DEQ monitors water quality in wake of recent flooding

Staff reports

The Louisiana Department of Environmental Quality, in collaboration with the U.S. Army Corps of Engineers and other state, federal and non-governmental partners, continues to assess and monitor water quality in the wake of the recent Mississippi River flood event that impacted Louisiana. In response to the opening of the Bonnet Carre’ Spillway and the Morganza Floodway, DEQ continues to take water quality samples along the Mississippi River, Atchafalaya River and Lake Pontchartrain Basin.
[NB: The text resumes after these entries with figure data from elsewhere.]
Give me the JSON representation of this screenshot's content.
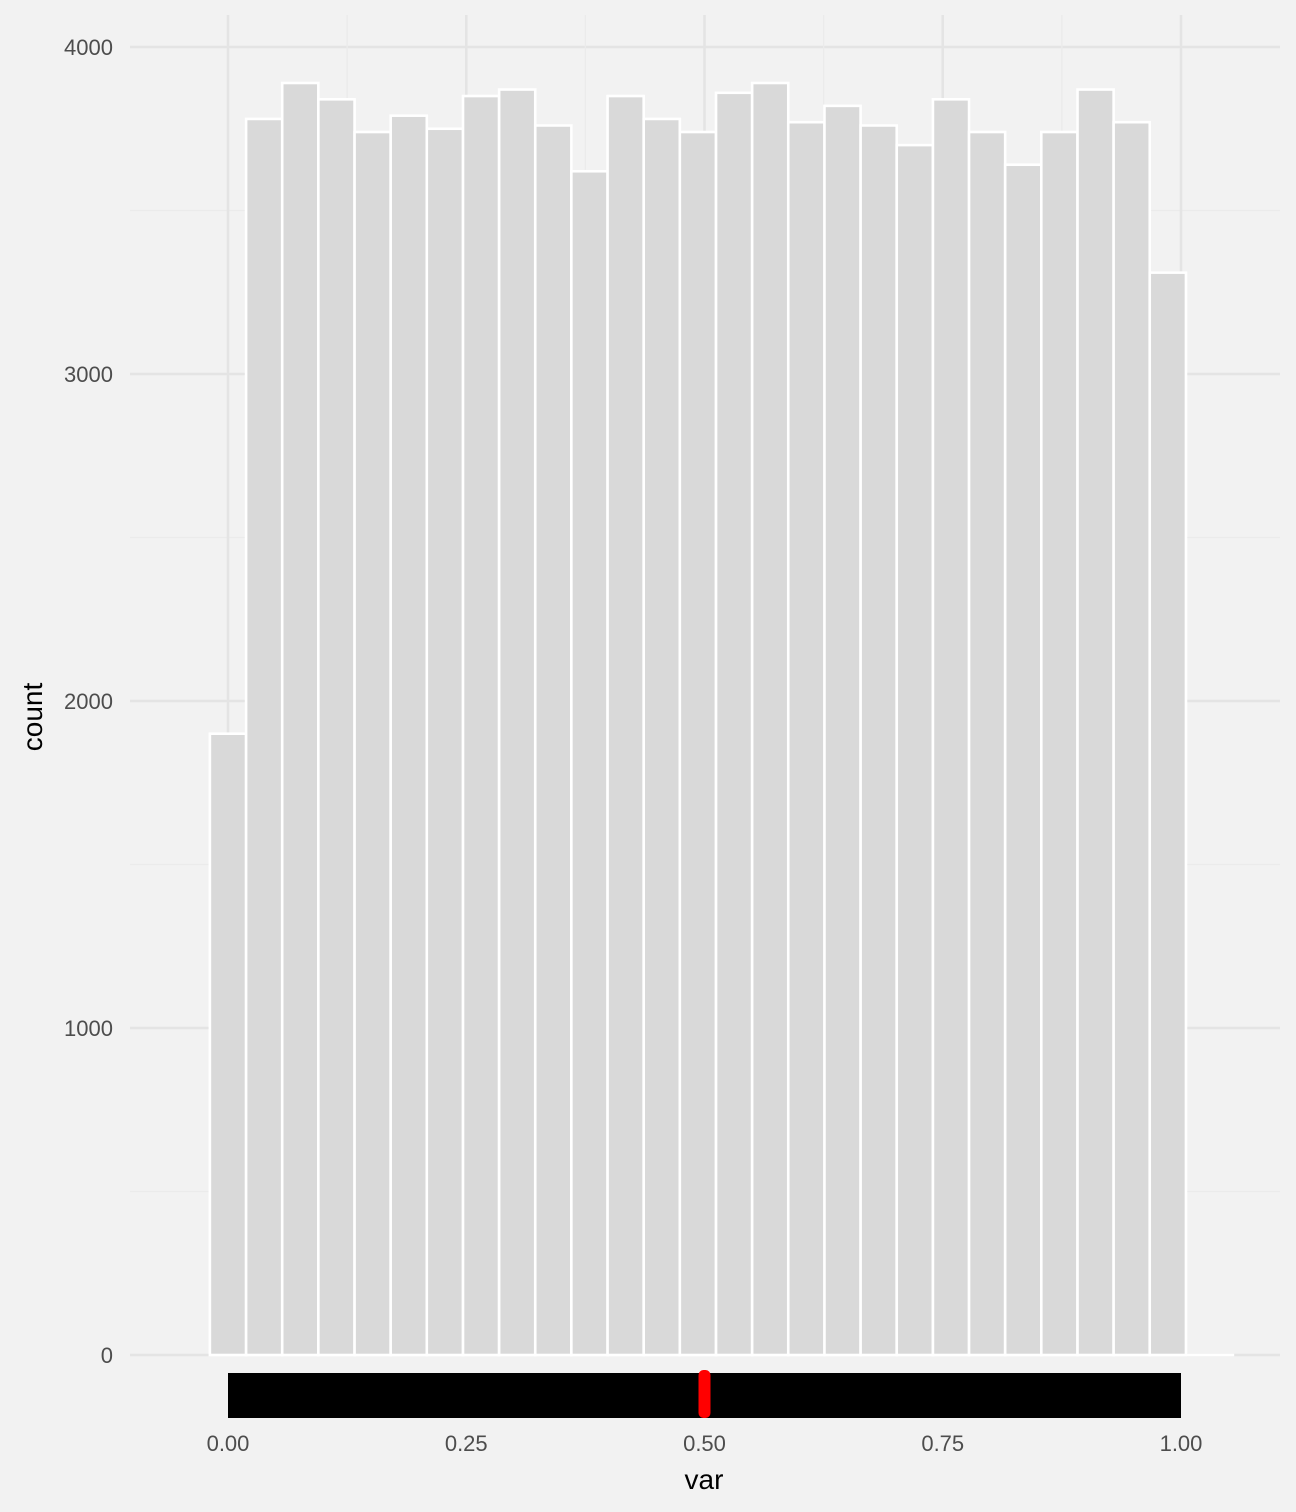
{
  "chart_data": {
    "type": "bar",
    "subtype": "histogram",
    "xlabel": "var",
    "ylabel": "count",
    "xlim": [
      -0.04,
      1.06
    ],
    "ylim": [
      0,
      4080
    ],
    "x_ticks": [
      0.0,
      0.25,
      0.5,
      0.75,
      1.0
    ],
    "x_tick_labels": [
      "0.00",
      "0.25",
      "0.50",
      "0.75",
      "1.00"
    ],
    "y_ticks": [
      0,
      1000,
      2000,
      3000,
      4000
    ],
    "y_tick_labels": [
      "0",
      "1000",
      "2000",
      "3000",
      "4000"
    ],
    "bin_width": 0.0379,
    "bins": [
      {
        "x0": -0.019,
        "x1": 0.019,
        "count": 1900
      },
      {
        "x0": 0.019,
        "x1": 0.0569,
        "count": 3780
      },
      {
        "x0": 0.0569,
        "x1": 0.0948,
        "count": 3890
      },
      {
        "x0": 0.0948,
        "x1": 0.1328,
        "count": 3840
      },
      {
        "x0": 0.1328,
        "x1": 0.1707,
        "count": 3740
      },
      {
        "x0": 0.1707,
        "x1": 0.2086,
        "count": 3790
      },
      {
        "x0": 0.2086,
        "x1": 0.2466,
        "count": 3750
      },
      {
        "x0": 0.2466,
        "x1": 0.2845,
        "count": 3850
      },
      {
        "x0": 0.2845,
        "x1": 0.3224,
        "count": 3870
      },
      {
        "x0": 0.3224,
        "x1": 0.3603,
        "count": 3760
      },
      {
        "x0": 0.3603,
        "x1": 0.3983,
        "count": 3620
      },
      {
        "x0": 0.3983,
        "x1": 0.4362,
        "count": 3850
      },
      {
        "x0": 0.4362,
        "x1": 0.4741,
        "count": 3780
      },
      {
        "x0": 0.4741,
        "x1": 0.5121,
        "count": 3740
      },
      {
        "x0": 0.5121,
        "x1": 0.55,
        "count": 3860
      },
      {
        "x0": 0.55,
        "x1": 0.5879,
        "count": 3890
      },
      {
        "x0": 0.5879,
        "x1": 0.6259,
        "count": 3770
      },
      {
        "x0": 0.6259,
        "x1": 0.6638,
        "count": 3820
      },
      {
        "x0": 0.6638,
        "x1": 0.7017,
        "count": 3760
      },
      {
        "x0": 0.7017,
        "x1": 0.7397,
        "count": 3700
      },
      {
        "x0": 0.7397,
        "x1": 0.7776,
        "count": 3840
      },
      {
        "x0": 0.7776,
        "x1": 0.8155,
        "count": 3740
      },
      {
        "x0": 0.8155,
        "x1": 0.8534,
        "count": 3640
      },
      {
        "x0": 0.8534,
        "x1": 0.8914,
        "count": 3740
      },
      {
        "x0": 0.8914,
        "x1": 0.9293,
        "count": 3870
      },
      {
        "x0": 0.9293,
        "x1": 0.9672,
        "count": 3770
      },
      {
        "x0": 0.9672,
        "x1": 1.0052,
        "count": 3310
      }
    ],
    "range_bar": {
      "from": 0.0,
      "to": 1.0,
      "color": "#000000"
    },
    "marker": {
      "value": 0.5,
      "color": "#ff0000"
    },
    "grid": true,
    "colors": {
      "background": "#f2f2f2",
      "bar_fill": "#d9d9d9",
      "bar_outline": "#ffffff",
      "grid": "#e4e4e4"
    }
  }
}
As a result of the cresting of the Mississippi River last spring, the Bonnet Carre’ Spillway was opened in May to relieve pressure on the New Orleans area levees. During that period, Mississippi River water flowed through the spillway, entered Lake Pontchartrain and made its way into Breton Sound, Chandeleur Sound and Mississippi Sound. The Morganza Floodway was also opened in May to relieve pressure on the Baton Rouge area levees. During that period, Mississippi River water flowed through the Morganza floodway and eventually into the Gulf of Mexico. Prior to the events, DEQ developed sampling plans that established water monitoring strategies for Lake Pontchartrain and Morganza floodway waters. The plans were implemented in order to identify and address any possible issues that may have an impact on water quality.

“Before, during and after the flooding event, DEQ scientists took water samples and handled them in accordance with established standard operating procedures associated with DEQ’s Ambient Water Quality Monitoring Network,” said DEQ Staff Scientist Jeff Dauzat. “When algal blooms are observed, additional sampling is conducted to determine if harmful algal species are present. Thus far, we have found that while indicators of algal populations show increases above non-diversion years, they are currently below other years when diversions occurred.  The DEQ will continue to monitor for the development of potentially harmful algal blooms.”